Are the banks not lending to businesses and people with decent credit, so that they'll have enough money to be able to pay back the TARP, and keep their high salaries and bonuses -- thereby increasing unemployment and depressing housing prices? Is there a direct connection or is it more complicated than that?

Posted by: anonymous57 | April 20, 2009 11:08 AM | Report abuse

Several ideas have been floated for attempting to prevent new fiscal horrors from occurring in the future. One is that a severe regulatory system be put in place, one that will stop CDOs or rampant mortgage abuse. Another is the idea that these institutions should not be allowed to become "too big to fail."

Neither of these will work: contractual obligations will be created that go around any finite number of new regulations, and will form faster than the regulations can be written to regulate them, because we don’t write new law until bad symptoms occur.
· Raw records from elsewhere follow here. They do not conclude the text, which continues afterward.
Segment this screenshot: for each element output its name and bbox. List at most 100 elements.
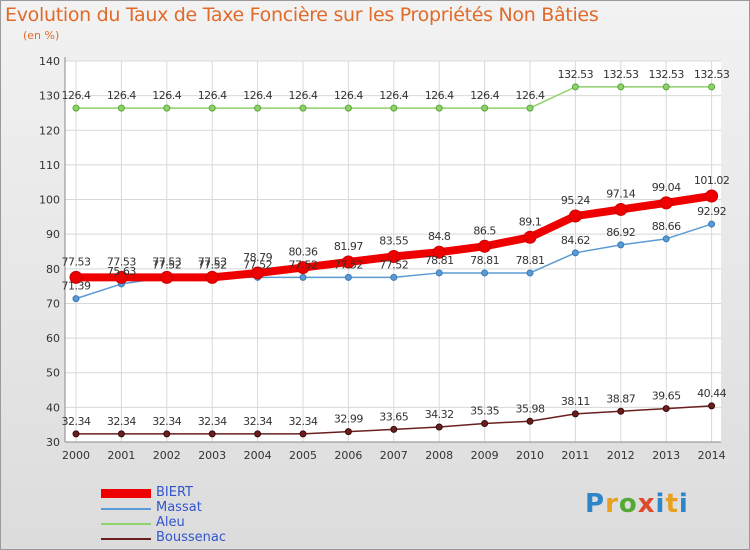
data-label-biert: 86.5 bbox=[473, 224, 496, 237]
y-tick-label: 40 bbox=[46, 401, 60, 414]
data-point-massat bbox=[344, 273, 352, 281]
data-label-biert: 77.53 bbox=[152, 255, 181, 268]
data-point-massat bbox=[435, 269, 443, 277]
data-point-biert bbox=[705, 189, 719, 203]
data-point-aleu bbox=[344, 104, 352, 112]
y-tick-label: 80 bbox=[46, 263, 60, 276]
data-point-aleu bbox=[526, 104, 534, 112]
data-label-massat: 77.52 bbox=[379, 258, 408, 271]
legend-swatch bbox=[101, 489, 151, 498]
legend-item-massat: Massat bbox=[101, 500, 301, 516]
data-label-aleu: 126.4 bbox=[198, 89, 227, 102]
legend-item-biert: BIERT bbox=[101, 485, 301, 501]
legend-swatch bbox=[101, 523, 151, 525]
data-point-biert bbox=[160, 270, 174, 284]
x-tick-label: 2003 bbox=[198, 449, 226, 462]
chart-title: Evolution du Taux de Taxe Foncière sur l… bbox=[5, 4, 599, 26]
legend-item-boussenac: Boussenac bbox=[101, 530, 301, 546]
data-point-boussenac bbox=[481, 419, 489, 427]
legend-label: Boussenac bbox=[156, 530, 227, 545]
data-point-boussenac bbox=[72, 430, 80, 438]
x-tick-label: 2002 bbox=[153, 449, 181, 462]
x-tick-label: 2007 bbox=[380, 449, 408, 462]
data-label-boussenac: 32.34 bbox=[107, 415, 136, 428]
x-tick-label: 2012 bbox=[607, 449, 635, 462]
data-label-boussenac: 32.34 bbox=[243, 415, 272, 428]
data-point-aleu bbox=[708, 83, 716, 91]
data-label-biert: 99.04 bbox=[652, 181, 681, 194]
data-label-massat: 75.63 bbox=[107, 265, 136, 278]
legend-label: Massat bbox=[156, 500, 202, 515]
data-label-boussenac: 35.35 bbox=[470, 404, 499, 417]
data-point-massat bbox=[390, 273, 398, 281]
y-tick-label: 90 bbox=[46, 228, 60, 241]
y-tick-label: 110 bbox=[39, 159, 60, 172]
x-tick-label: 2013 bbox=[652, 449, 680, 462]
data-point-aleu bbox=[435, 104, 443, 112]
data-label-aleu: 126.4 bbox=[334, 89, 363, 102]
data-point-massat bbox=[571, 249, 579, 257]
data-point-massat bbox=[526, 269, 534, 277]
data-point-boussenac bbox=[390, 425, 398, 433]
data-point-aleu bbox=[208, 104, 216, 112]
data-label-biert: 77.53 bbox=[62, 255, 91, 268]
x-tick-label: 2006 bbox=[334, 449, 362, 462]
data-point-boussenac bbox=[208, 430, 216, 438]
data-label-biert: 83.55 bbox=[379, 235, 408, 248]
data-point-biert bbox=[205, 270, 219, 284]
data-label-boussenac: 38.11 bbox=[561, 395, 590, 408]
data-point-boussenac bbox=[344, 428, 352, 436]
data-point-boussenac bbox=[299, 430, 307, 438]
data-point-boussenac bbox=[617, 407, 625, 415]
legend-label: Aleu bbox=[156, 515, 185, 530]
data-point-boussenac bbox=[526, 417, 534, 425]
legend-label: BIERT bbox=[156, 485, 193, 500]
legend-swatch bbox=[101, 508, 151, 510]
data-point-aleu bbox=[72, 104, 80, 112]
x-tick-label: 2001 bbox=[107, 449, 135, 462]
data-point-biert bbox=[432, 245, 446, 259]
data-label-boussenac: 33.65 bbox=[379, 410, 408, 423]
data-label-aleu: 126.4 bbox=[470, 89, 499, 102]
data-point-massat bbox=[481, 269, 489, 277]
data-label-aleu: 126.4 bbox=[379, 89, 408, 102]
x-tick-label: 2014 bbox=[698, 449, 726, 462]
data-label-biert: 77.53 bbox=[198, 255, 227, 268]
data-label-massat: 92.92 bbox=[697, 205, 726, 218]
y-tick-label: 60 bbox=[46, 332, 60, 345]
data-point-biert bbox=[614, 202, 628, 216]
data-label-massat: 86.92 bbox=[606, 226, 635, 239]
data-point-aleu bbox=[571, 83, 579, 91]
x-tick-label: 2009 bbox=[471, 449, 499, 462]
data-label-massat: 78.81 bbox=[425, 254, 454, 267]
y-tick-label: 130 bbox=[39, 90, 60, 103]
data-label-biert: 78.79 bbox=[243, 251, 272, 264]
data-label-biert: 84.8 bbox=[428, 230, 451, 243]
data-label-biert: 77.53 bbox=[107, 255, 136, 268]
legend-item-aleu: Aleu bbox=[101, 515, 301, 531]
legend: BIERT Massat Aleu Boussenac bbox=[101, 485, 301, 546]
data-point-biert bbox=[478, 239, 492, 253]
data-label-aleu: 126.4 bbox=[62, 89, 91, 102]
data-point-aleu bbox=[117, 104, 125, 112]
data-label-biert: 95.24 bbox=[561, 194, 590, 207]
data-label-massat: 77.52 bbox=[334, 258, 363, 271]
data-label-biert: 89.1 bbox=[519, 215, 542, 228]
data-label-boussenac: 34.32 bbox=[425, 408, 454, 421]
data-label-massat: 88.66 bbox=[652, 220, 681, 233]
data-label-massat: 78.81 bbox=[516, 254, 545, 267]
data-point-biert bbox=[69, 270, 83, 284]
data-label-massat: 77.52 bbox=[198, 258, 227, 271]
data-label-boussenac: 40.44 bbox=[697, 387, 726, 400]
data-point-biert bbox=[523, 230, 537, 244]
data-label-biert: 81.97 bbox=[334, 240, 363, 253]
data-point-biert bbox=[341, 255, 355, 269]
data-point-biert bbox=[296, 261, 310, 275]
data-label-aleu: 126.4 bbox=[516, 89, 545, 102]
data-point-boussenac bbox=[435, 423, 443, 431]
data-label-aleu: 132.53 bbox=[694, 68, 730, 81]
data-label-boussenac: 32.34 bbox=[62, 415, 91, 428]
data-point-biert bbox=[568, 209, 582, 223]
Institutions will always be allowed to join forces and to "compete" in the same markets, thereby able to form a virtual entity in the system that may itself become too big to fail - and thus the sum of its parts, those institutions that form the financial entity, will have to be protected as AIG was. [Imagine the parts of AIG all splitting the contractual obligations of the old AIG business; wouldn’t the group of subsidiaries have been too big to fail just as the whole AIG was?]
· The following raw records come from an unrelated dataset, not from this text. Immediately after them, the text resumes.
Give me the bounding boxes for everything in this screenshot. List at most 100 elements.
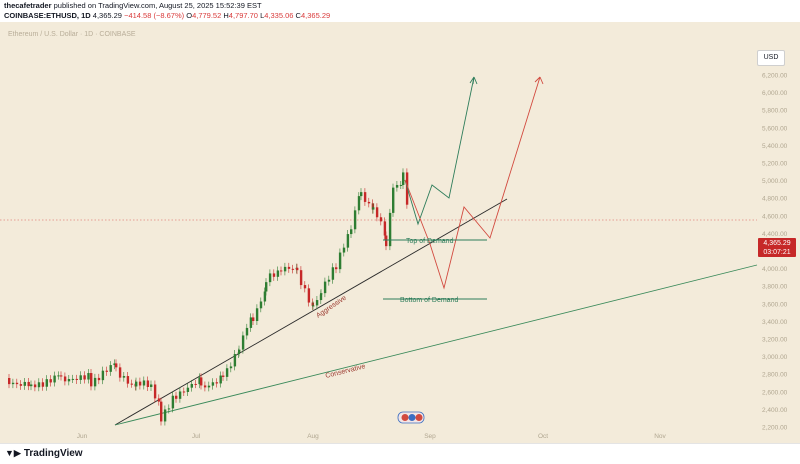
candle-body xyxy=(142,380,146,386)
candle-body xyxy=(402,172,405,185)
candle-body xyxy=(37,382,41,388)
candle-body xyxy=(388,212,392,247)
bearish-projection-path[interactable] xyxy=(404,76,541,290)
x-axis[interactable]: Jun Jul Aug Sep Oct Nov xyxy=(77,433,667,440)
candle-body xyxy=(320,293,323,295)
bullish-projection-path[interactable] xyxy=(404,76,475,226)
publish-line: thecafetrader published on TradingView.c… xyxy=(4,1,262,10)
candle-body xyxy=(122,376,126,378)
candle-body xyxy=(233,354,237,367)
candle-body xyxy=(215,382,218,384)
candle-body xyxy=(19,384,23,386)
candle-body xyxy=(45,379,48,387)
chart-pane[interactable]: Ethereum / U.S. Dollar · 1D · COINBASE 6… xyxy=(0,22,800,443)
y-tick-label: 5,200.00 xyxy=(762,161,788,168)
candle-body xyxy=(296,267,299,271)
candle-body xyxy=(175,395,178,399)
candle-body xyxy=(395,184,399,188)
y-tick-label: 2,400.00 xyxy=(762,407,788,414)
currency-button[interactable]: USD xyxy=(757,50,785,66)
candle-body xyxy=(198,377,201,385)
candle-body xyxy=(283,266,287,272)
price-change: −414.58 (−8.67%) xyxy=(124,11,185,20)
price-chart[interactable]: Ethereum / U.S. Dollar · 1D · COINBASE 6… xyxy=(0,22,800,443)
candle-body xyxy=(93,377,97,387)
candle-body xyxy=(323,281,327,294)
tradingview-logo[interactable]: ▼▶ TradingView xyxy=(5,448,83,459)
candle-body xyxy=(287,266,291,269)
candle-body xyxy=(194,383,197,385)
y-tick-label: 2,200.00 xyxy=(762,425,788,432)
candle-body xyxy=(263,291,267,302)
candle-body xyxy=(399,184,403,186)
candle-body xyxy=(153,384,157,399)
candle-body xyxy=(15,382,19,385)
candle-body xyxy=(109,365,112,372)
bottom-of-demand-label: Bottom of Demand xyxy=(400,297,458,304)
candle-body xyxy=(203,385,207,388)
candle-body xyxy=(360,192,363,197)
open-label: O xyxy=(186,11,193,20)
y-axis[interactable]: 6,200.00 6,000.00 5,800.00 5,600.00 5,400.00… xyxy=(762,73,788,432)
candle-body xyxy=(97,377,101,381)
footer: ▼▶ TradingView xyxy=(0,443,800,464)
candle-body xyxy=(238,349,241,353)
candle-body xyxy=(385,235,388,247)
author-name[interactable]: thecafetrader xyxy=(4,1,52,10)
publish-info: published on TradingView.com, August 25,… xyxy=(51,1,262,10)
last-price: 4,365.29 xyxy=(92,11,122,20)
candle-body xyxy=(113,363,116,366)
candle-body xyxy=(379,217,383,222)
candle-body xyxy=(138,381,142,386)
candle-body xyxy=(178,391,182,399)
y-tick-label: 5,800.00 xyxy=(762,108,788,115)
candle-body xyxy=(60,375,63,377)
x-tick-label: Oct xyxy=(538,433,548,440)
candle-body xyxy=(87,373,90,380)
candle-body xyxy=(331,267,335,280)
candle-body xyxy=(190,383,193,388)
candle-body xyxy=(53,375,56,383)
candle-body xyxy=(338,252,342,270)
x-tick-label: Nov xyxy=(654,433,666,440)
candle-body xyxy=(146,380,150,388)
candle-body xyxy=(49,379,52,383)
y-tick-label: 3,600.00 xyxy=(762,301,788,308)
y-tick-label: 3,200.00 xyxy=(762,337,788,344)
candle-body xyxy=(327,279,331,282)
candle-body xyxy=(167,408,171,410)
candle-body xyxy=(225,368,229,377)
candle-body xyxy=(276,270,280,277)
conservative-trendline[interactable] xyxy=(114,264,758,426)
event-flag-icon[interactable] xyxy=(397,411,425,424)
candle-body xyxy=(272,273,276,277)
candle-body xyxy=(363,192,367,202)
candle-body xyxy=(11,382,15,385)
red-arrowhead-icon xyxy=(534,76,544,85)
candle-body xyxy=(8,378,11,385)
candle-body xyxy=(130,383,133,385)
candle-body xyxy=(312,305,315,307)
candle-body xyxy=(367,201,371,204)
candle-body xyxy=(375,207,379,218)
candle-body xyxy=(63,376,67,382)
price-tag-countdown: 03:07:21 xyxy=(763,249,791,256)
candle-body xyxy=(33,384,37,388)
conservative-label: Conservative xyxy=(325,363,366,380)
x-tick-label: Aug xyxy=(307,433,319,440)
candle-body xyxy=(303,285,307,289)
price-tag-value: 4,365.29 xyxy=(763,240,791,247)
candle-body xyxy=(41,382,45,387)
candle-body xyxy=(392,187,395,213)
y-tick-label: 6,000.00 xyxy=(762,90,788,97)
y-tick-label: 5,000.00 xyxy=(762,178,788,185)
candle-body xyxy=(372,207,375,210)
candle-body xyxy=(255,308,259,322)
tradingview-logo-icon: ▼▶ xyxy=(5,448,21,458)
candle-body xyxy=(83,375,86,380)
candle-body xyxy=(30,384,33,387)
candle-body xyxy=(357,196,361,211)
y-tick-label: 3,000.00 xyxy=(762,354,788,361)
aggressive-trendline[interactable] xyxy=(114,198,508,426)
close-label: C xyxy=(295,11,301,20)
Therefore, new regulations monitoring CDOs and the like will not help, but simply push the problem aside to a new type of financial contract to be created by our legal/financial geniuses who desire new multimillion dollar bonuses.
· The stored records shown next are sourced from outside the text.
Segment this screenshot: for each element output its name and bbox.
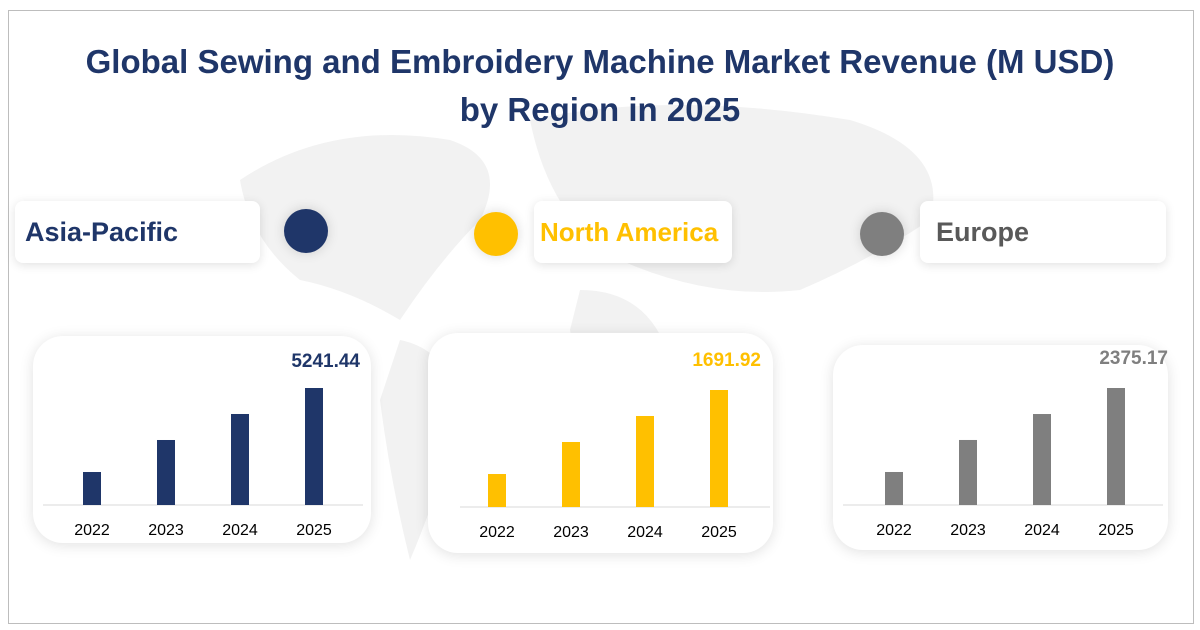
title-line-1: Global Sewing and Embroidery Machine Mar… [85,43,1115,80]
legend-dot-north-america [474,212,518,256]
bar-2024 [231,413,249,505]
bar-2023 [562,441,580,507]
x-tick-label: 2022 [74,522,110,539]
chart-card-asia-pacific: 2022 2023 2024 2025 5241.44 [33,336,371,543]
chart-frame [8,10,1194,624]
bar-2023 [157,439,175,505]
data-label-2025: 2375.17 [1099,348,1168,369]
chart-card-europe: 2022 2023 2024 2025 2375.17 [833,345,1168,550]
bar-2023 [959,439,977,505]
bar-2025 [1107,388,1125,505]
x-tick-label: 2025 [701,524,737,541]
bar-chart-2: 2022 2023 2024 2025 2375.17 [843,348,1168,539]
region-label-europe: Europe [920,201,1166,263]
data-label-2025: 5241.44 [291,351,360,372]
x-tick-label: 2023 [950,522,986,539]
chart-title: Global Sewing and Embroidery Machine Mar… [0,38,1200,134]
x-tick-label: 2024 [222,522,258,539]
x-tick-label: 2022 [876,522,912,539]
chart-card-north-america: 2022 2023 2024 2025 1691.92 [428,333,773,553]
legend-dot-europe [860,212,904,256]
bar-2024 [1033,414,1051,505]
region-label-asia-pacific: Asia-Pacific [15,201,260,263]
bar-2022 [885,471,903,505]
region-label-north-america: North America [534,201,732,263]
legend-dot-asia-pacific [284,209,328,253]
bar-chart-0: 2022 2023 2024 2025 5241.44 [43,351,363,539]
x-tick-label: 2023 [148,522,184,539]
x-tick-label: 2023 [553,524,589,541]
bar-2022 [83,472,101,505]
x-tick-label: 2024 [627,524,663,541]
bar-2024 [636,415,654,507]
x-tick-label: 2022 [479,524,515,541]
x-tick-label: 2025 [1098,522,1134,539]
bar-chart-1: 2022 2023 2024 2025 1691.92 [460,350,770,541]
bar-2025 [305,388,323,505]
data-label-2025: 1691.92 [692,350,761,371]
bar-2025 [710,390,728,507]
title-line-2: by Region in 2025 [459,91,741,128]
x-tick-label: 2024 [1024,522,1060,539]
x-tick-label: 2025 [296,522,332,539]
bar-2022 [488,474,506,507]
The solution may be to have a federal financial monitoring force (FFMF). Such a force would have the authority to investigate any contracts that might incur obligations larger than some lower limit, perhaps ten million dollars. Any group of contracts which total over that amount would also be subject to inspection. The FFMF would take no action if similar contracts across the economy do not, as an aggregate, total more than ten billion dollars, but they would be able to monitor the growth of any aggregates. That is, they would categorize these obligations as to their ability to survive a “stress test.” Once aggregates total in the tens of billions, federal officials would be obliged to take notice. The sensitivity of the aggregate to market forces (stress test results) would be calculated. Danger signs might stimulate action. Such action may be authorized by anticipatory regulatory laws written for this purpose during 2009 or 2010, or new tailored laws might have to be written to target the growing danger. Corporations attempting to hide such contracts/obligations might be found out by use of an appropriate whistle-blower law.

Such laws would be written to ensure no tidal wave of some new type of economy-wide entity (think CDO or subprime mortgage agglomeration) forms which might threaten the liquidity of the system by taking all the water onto some rocky shore.

This solution allows the markets to operate freely and does not regulate any type of contract which does not, in the market as a whole, threaten to adversely affect the entire economy.

Posted by: EGoldberg1 | April 20, 2009 11:44 AM | Report abuse

Considering these are the same sleazebags who watched the whole financial situation go down the commode while they counted their gratuitous campaign contributions, having them supervise anything more than a kindergarten would be ludicrous! The need for TERM LIMITS IN CONGRESS has never been stronger than right now!

Posted by: GordonShumway | April 20, 2009 12:41 PM | Report abuse

YOU WOULDN’T DARE:
In your opinion,
will asset market extreme mispricing be well-deterred,
if and when
asset market real price histories are well-apparent to the people?

Robert Shiller’s
http://www.irrationalexuberance.com/
mine
http://homepage.mac.com/ttsmyf/RD_RJShomes_PSav.html

Posted by: ttsmyf | April 21, 2009 9:38 AM | Report abuse

You need to get the washington post to get the RSS feed up and running for this Blog. It is currently not working.

Posted by: NicholasWagner | April 21, 2009 9:38 AM | Report abuse

The comments to this entry are closed.